Defendant argues that the totality of the circumstances fails to establish that reasonable suspicion justified the investigative stop. Def.'s Objs. at 9. Defendant contends that the description of the robbery suspect was vague and that a vehicle that was used for one of the robberies hours earlier was not a Suburu. Id. at 9-10. However, after review of the totality of the circumstances in this case, the Court finds that the officers did have reasonable suspicion to suspect that the Suburu observed by Stansfield was one of the vehicles involved in at least one of the robberies. The description of the vehicle was detailed as to color, tinted windows, damage to a specific area of the vehicle, and sticker. The vehicle also was observed by Stansfield in a motel parking lot following a tip that a suspect in the robberies was staying at the motel. This was not just a generic description of a vehicle's color. See Webster, 314 F. App'x at 229 ("Although we agree that the BOLO description was far from a model of clarity, we do not agree that it was prohibitively vague. This is not a case where the BOLO described only the color of the vehicle. Instead, the BOLO described a dark-colored vehicle with writing on the rear window to the effect of "Down South Customs." We are convinced that such a description sufficiently narrows the field of suspected vehicles so as to support reasonable suspicion for a Terry stop."). In addition, the stop was "reasonably related in scope to the circumstances which justified the interference in the first place." Terry, 392 U.S. at 20. Therefore, Defendant's objections to the R&R with respect to the Magistrate Judge's ruling on Defendant's Motion to Suppress Evidence are OVERRULED.
B. MOTION TO SUPPRESS STATEMENTS
Based upon the Government's informing the Court that it does not intend to use any of Defendant's post-arrest statements during it case-in-chief, the Magistrate Judge recommends that Defendant's Motion to Suppress Statements be denied as moot. Defendant has not objected to this recommendation.
III. CONCLUSION
Accordingly, after a de novo review of those portions of the R&R to which Defendant objects, the Court OVERRULES his objections [Doc. 63]. Finding no clear error in the remaining portions of the R&R, the Court ADOPTS the R&R [Doc. 54] as the Opinion and Order of the Court.
It is hereby ORDERED that Defendant's Motion to Suppress Evidence [Doc. 19] is DENIED and Defendant's Motion to Suppress Statements [Doc. 48] is DENIED AS MOOT.
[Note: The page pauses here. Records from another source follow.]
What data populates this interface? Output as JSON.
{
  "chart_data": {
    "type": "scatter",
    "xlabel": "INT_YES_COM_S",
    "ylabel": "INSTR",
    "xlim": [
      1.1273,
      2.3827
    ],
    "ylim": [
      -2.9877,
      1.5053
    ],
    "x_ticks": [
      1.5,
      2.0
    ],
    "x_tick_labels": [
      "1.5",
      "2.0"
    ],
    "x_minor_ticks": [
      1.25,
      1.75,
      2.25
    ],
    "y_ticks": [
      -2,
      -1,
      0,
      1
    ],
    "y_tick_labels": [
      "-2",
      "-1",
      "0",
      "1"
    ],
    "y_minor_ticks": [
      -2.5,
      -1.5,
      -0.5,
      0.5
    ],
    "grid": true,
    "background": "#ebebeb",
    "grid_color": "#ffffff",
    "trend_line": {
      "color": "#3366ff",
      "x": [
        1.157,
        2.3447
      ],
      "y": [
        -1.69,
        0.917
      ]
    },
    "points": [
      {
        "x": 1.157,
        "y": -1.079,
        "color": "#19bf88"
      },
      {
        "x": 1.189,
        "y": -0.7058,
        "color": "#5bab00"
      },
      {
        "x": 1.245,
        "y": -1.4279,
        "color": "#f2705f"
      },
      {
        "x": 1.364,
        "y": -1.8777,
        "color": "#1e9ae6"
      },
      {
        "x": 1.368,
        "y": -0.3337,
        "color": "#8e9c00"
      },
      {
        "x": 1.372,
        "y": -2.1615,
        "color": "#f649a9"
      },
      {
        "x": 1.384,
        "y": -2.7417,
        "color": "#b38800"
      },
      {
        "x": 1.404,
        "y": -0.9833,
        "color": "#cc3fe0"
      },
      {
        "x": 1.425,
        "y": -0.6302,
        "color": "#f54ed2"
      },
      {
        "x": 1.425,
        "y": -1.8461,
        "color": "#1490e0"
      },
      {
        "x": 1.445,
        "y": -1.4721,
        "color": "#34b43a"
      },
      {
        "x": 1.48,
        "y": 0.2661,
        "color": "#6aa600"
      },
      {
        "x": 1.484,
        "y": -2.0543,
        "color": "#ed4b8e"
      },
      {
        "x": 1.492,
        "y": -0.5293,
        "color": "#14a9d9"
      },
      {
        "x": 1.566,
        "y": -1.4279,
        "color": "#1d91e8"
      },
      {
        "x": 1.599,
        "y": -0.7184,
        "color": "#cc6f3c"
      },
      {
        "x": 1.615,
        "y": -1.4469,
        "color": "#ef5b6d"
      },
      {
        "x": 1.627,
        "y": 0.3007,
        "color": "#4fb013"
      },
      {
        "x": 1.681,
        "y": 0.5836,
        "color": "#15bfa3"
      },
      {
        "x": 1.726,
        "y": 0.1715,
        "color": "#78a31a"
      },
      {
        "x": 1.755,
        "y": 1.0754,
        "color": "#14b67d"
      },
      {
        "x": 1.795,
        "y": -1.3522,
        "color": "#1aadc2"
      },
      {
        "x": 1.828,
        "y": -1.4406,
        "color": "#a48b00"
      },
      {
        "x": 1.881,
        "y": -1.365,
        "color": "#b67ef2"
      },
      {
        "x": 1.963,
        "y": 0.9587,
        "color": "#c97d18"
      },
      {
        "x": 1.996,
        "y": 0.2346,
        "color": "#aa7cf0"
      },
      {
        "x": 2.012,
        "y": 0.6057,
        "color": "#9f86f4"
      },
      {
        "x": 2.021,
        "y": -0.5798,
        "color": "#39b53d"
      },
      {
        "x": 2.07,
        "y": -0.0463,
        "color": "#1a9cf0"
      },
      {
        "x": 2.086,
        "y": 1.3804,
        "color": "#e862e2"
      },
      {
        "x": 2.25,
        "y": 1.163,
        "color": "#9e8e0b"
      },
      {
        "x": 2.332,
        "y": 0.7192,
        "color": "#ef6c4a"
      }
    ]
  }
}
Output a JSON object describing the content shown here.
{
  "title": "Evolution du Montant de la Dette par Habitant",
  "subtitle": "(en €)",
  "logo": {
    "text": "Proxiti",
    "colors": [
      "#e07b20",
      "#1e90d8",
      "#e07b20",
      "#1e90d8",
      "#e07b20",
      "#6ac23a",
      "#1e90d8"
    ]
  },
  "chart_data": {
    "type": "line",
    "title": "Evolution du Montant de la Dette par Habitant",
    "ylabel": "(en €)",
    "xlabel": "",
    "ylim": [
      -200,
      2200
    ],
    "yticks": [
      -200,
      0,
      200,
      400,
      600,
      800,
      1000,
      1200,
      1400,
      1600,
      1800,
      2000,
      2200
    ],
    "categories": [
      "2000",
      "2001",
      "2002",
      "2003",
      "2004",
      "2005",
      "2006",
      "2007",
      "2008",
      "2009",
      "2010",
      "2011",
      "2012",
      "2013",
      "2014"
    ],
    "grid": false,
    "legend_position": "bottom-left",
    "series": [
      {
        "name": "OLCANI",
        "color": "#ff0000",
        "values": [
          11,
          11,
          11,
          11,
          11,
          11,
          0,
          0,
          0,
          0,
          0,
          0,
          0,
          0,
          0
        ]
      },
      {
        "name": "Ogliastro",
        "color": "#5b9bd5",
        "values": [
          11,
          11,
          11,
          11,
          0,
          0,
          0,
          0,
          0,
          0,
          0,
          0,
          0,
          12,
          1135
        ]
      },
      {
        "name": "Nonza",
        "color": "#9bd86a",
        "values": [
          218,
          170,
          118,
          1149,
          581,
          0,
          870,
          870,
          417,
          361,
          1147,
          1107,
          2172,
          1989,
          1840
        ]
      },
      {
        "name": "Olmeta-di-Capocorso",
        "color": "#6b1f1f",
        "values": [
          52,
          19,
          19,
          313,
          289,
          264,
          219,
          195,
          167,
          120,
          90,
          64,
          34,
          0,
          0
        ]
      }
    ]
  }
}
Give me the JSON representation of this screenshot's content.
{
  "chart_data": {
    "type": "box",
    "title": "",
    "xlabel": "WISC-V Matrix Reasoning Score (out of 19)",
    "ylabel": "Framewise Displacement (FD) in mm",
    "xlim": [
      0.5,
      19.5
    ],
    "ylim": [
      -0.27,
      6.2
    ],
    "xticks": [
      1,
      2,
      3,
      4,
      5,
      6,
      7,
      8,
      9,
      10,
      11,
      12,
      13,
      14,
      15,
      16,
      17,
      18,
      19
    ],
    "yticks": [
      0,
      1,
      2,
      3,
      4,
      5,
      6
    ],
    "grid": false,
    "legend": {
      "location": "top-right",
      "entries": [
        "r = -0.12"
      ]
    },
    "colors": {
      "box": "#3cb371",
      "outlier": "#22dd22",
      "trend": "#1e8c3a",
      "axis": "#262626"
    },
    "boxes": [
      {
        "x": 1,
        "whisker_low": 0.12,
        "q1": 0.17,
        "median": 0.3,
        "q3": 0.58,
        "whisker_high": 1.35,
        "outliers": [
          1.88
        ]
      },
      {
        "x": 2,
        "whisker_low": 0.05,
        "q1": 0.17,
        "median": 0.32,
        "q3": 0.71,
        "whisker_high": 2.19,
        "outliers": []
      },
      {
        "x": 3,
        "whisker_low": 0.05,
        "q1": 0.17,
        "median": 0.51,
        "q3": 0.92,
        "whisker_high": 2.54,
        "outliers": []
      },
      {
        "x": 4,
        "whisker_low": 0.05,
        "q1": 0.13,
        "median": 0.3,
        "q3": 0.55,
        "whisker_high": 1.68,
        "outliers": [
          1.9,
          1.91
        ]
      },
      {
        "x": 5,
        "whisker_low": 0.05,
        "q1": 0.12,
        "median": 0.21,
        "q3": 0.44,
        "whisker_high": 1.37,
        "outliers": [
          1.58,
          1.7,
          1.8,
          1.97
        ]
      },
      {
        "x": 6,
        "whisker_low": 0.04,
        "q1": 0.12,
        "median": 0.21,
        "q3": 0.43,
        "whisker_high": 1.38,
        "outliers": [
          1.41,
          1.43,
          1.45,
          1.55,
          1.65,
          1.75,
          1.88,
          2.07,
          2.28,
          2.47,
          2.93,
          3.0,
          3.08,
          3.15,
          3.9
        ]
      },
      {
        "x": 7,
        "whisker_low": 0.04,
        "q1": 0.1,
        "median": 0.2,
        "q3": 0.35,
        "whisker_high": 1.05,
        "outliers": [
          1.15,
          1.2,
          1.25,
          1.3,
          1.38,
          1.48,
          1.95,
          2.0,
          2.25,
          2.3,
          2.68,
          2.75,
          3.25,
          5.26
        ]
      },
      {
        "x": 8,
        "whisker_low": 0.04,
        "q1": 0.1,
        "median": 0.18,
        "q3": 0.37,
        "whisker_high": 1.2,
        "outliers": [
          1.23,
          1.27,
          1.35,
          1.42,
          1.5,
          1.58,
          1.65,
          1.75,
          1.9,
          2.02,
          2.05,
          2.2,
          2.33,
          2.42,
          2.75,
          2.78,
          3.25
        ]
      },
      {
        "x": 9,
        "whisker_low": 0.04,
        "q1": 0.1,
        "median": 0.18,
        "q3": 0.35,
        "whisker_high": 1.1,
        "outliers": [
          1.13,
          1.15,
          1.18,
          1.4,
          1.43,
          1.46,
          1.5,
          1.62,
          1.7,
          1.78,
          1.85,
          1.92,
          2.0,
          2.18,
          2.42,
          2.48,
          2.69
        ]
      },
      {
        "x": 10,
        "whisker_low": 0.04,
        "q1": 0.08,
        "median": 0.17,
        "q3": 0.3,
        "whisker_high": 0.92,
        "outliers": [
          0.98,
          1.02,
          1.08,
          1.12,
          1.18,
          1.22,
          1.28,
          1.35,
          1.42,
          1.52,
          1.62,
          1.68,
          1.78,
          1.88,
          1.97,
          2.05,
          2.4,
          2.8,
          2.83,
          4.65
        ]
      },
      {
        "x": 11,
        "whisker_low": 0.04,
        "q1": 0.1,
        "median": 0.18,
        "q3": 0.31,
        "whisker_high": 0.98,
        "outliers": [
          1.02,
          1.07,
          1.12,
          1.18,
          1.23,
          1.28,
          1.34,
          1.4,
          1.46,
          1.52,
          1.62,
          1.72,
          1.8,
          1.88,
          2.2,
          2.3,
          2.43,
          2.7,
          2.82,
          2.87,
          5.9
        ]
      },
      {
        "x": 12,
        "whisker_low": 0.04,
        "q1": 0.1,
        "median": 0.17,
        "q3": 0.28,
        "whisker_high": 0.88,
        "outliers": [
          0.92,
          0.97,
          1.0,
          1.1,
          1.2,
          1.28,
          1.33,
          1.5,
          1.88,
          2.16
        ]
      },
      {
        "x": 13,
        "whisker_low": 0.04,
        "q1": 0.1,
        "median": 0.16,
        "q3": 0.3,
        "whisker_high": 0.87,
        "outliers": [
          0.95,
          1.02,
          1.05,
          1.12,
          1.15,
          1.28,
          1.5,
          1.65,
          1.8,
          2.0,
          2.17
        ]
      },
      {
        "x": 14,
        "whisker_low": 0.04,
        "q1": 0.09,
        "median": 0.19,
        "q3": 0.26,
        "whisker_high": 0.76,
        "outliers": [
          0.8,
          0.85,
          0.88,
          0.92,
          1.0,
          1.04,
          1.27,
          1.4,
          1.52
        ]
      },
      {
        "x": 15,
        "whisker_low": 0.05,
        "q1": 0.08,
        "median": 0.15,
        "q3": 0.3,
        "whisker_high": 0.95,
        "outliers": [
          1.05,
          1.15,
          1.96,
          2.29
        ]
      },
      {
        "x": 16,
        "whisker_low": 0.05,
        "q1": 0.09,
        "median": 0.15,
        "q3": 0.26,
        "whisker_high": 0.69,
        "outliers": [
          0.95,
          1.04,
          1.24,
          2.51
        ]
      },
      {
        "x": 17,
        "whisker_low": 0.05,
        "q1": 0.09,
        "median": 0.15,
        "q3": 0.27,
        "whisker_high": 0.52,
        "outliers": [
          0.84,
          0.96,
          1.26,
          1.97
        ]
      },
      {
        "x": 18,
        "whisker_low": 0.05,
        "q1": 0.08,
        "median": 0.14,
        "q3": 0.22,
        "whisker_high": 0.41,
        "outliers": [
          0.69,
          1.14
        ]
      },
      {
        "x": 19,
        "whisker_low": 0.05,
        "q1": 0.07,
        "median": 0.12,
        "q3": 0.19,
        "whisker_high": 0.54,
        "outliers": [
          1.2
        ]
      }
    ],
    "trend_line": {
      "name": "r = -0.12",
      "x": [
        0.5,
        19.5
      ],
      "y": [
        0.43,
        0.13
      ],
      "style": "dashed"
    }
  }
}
It is further ORDERED that the time between the date the Magistrate Judge certified Defendant ready for trial on September 5, 2018, and the issuance of this Order, shall be excluded in calculating the date on which the trial of this case must commence under the Speedy Trial Act because the Court finds that the delay is for good cause, and the interests of justice in considering Defendant's objections to the Report and Recommendation outweigh the right of the public and the right of the defendant to a speedy trial, pursuant to 18 U.S.C. § 3161, et seq.
IT IS SO ORDERED this 7th day of November, 2018.